Michael Collins (born October 31, 1930) is an American former astronaut who flew the Apollo 11 command module Columbia around the Moon while his crewmates, Neil Armstrong and Buzz Aldrin, made the first crewed landing on the surface. He was a test pilot and major general in the US Air Force Reserves.
Selected as part of NASA's third group of fourteen astronauts in 1963, Collins flew in space twice. His first spaceflight was on Gemini 10 in 1966, in which he and Command Pilot John Young performed orbital rendezvous with two different spacecraft and undertook two extravehicular activities (EVAs, also known as spacewalks). On the 1969 Apollo 11 mission he became one of 24 people to fly to the Moon, which he orbited thirty times. He was the fourth person (and third American) to perform a spacewalk, the first person to have performed more than one spacewalk, and, after Young, who flew the command module on Apollo 10, the second person to orbit the Moon alone.

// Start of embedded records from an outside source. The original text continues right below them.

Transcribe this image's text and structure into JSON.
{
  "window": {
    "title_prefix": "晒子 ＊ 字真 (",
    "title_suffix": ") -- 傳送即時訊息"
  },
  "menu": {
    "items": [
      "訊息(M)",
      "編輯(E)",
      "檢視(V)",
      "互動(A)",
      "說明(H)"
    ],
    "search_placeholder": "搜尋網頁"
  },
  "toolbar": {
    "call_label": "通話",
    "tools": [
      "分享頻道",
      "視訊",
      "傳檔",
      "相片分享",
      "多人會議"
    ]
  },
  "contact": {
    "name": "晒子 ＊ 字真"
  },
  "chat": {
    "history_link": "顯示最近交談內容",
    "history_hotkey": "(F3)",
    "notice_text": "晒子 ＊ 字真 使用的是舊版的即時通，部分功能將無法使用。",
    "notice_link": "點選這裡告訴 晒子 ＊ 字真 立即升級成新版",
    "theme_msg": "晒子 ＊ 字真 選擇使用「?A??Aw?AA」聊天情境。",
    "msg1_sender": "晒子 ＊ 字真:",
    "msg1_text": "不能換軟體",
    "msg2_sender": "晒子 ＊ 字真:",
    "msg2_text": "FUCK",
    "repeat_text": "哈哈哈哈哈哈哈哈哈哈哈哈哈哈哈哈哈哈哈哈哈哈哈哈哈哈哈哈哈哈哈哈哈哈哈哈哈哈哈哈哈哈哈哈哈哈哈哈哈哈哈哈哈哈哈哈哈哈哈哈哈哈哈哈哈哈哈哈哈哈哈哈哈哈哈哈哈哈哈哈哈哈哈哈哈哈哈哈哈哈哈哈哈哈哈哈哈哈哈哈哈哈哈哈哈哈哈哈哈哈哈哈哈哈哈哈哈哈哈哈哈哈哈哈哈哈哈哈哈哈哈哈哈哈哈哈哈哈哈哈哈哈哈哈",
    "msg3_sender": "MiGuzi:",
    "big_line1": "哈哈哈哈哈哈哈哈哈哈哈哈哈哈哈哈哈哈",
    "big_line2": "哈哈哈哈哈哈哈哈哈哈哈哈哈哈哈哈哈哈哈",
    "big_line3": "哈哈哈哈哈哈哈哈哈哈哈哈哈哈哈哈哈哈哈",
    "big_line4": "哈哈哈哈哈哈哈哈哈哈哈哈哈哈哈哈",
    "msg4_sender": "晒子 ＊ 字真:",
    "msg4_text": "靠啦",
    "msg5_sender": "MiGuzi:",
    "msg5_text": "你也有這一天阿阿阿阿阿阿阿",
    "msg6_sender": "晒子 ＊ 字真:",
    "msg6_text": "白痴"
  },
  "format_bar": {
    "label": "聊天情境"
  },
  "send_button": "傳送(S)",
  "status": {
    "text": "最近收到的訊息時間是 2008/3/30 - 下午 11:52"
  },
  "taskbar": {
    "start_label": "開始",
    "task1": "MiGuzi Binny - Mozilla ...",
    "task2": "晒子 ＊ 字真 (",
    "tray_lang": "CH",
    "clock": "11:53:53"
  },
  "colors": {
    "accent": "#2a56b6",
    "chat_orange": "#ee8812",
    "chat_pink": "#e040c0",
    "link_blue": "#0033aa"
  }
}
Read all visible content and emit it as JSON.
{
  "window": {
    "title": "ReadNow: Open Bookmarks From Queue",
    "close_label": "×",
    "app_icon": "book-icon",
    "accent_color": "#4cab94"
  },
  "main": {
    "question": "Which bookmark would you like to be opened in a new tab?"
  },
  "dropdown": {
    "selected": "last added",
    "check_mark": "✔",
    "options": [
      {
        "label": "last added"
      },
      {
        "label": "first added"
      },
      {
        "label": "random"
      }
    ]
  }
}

Prior to becoming an astronaut, Collins graduated from the United States Military Academy with the class of 1952. He joined the United States Air Force, and flew F-86 Sabre fighters at Chambley-Bussières Air Base, France. He was accepted into the U.S. Air Force Experimental Flight Test Pilot School at Edwards Air Force Base in 1960.
After retiring from NASA in 1970, Collins took a job in the Department of State as Assistant Secretary of State for Public Affairs. A year later, he became the director of the National Air and Space Museum, and held this position until 1978, when he stepped down to become undersecretary of the Smithsonian Institution. In 1980, he took a job as vice president of LTV Aerospace. He resigned in 1985 to start his own consulting firm. Along with his Apollo 11 crewmates, Collins was awarded the Presidential Medal of Freedom in 1969 and the Congressional Gold Medal in 2011.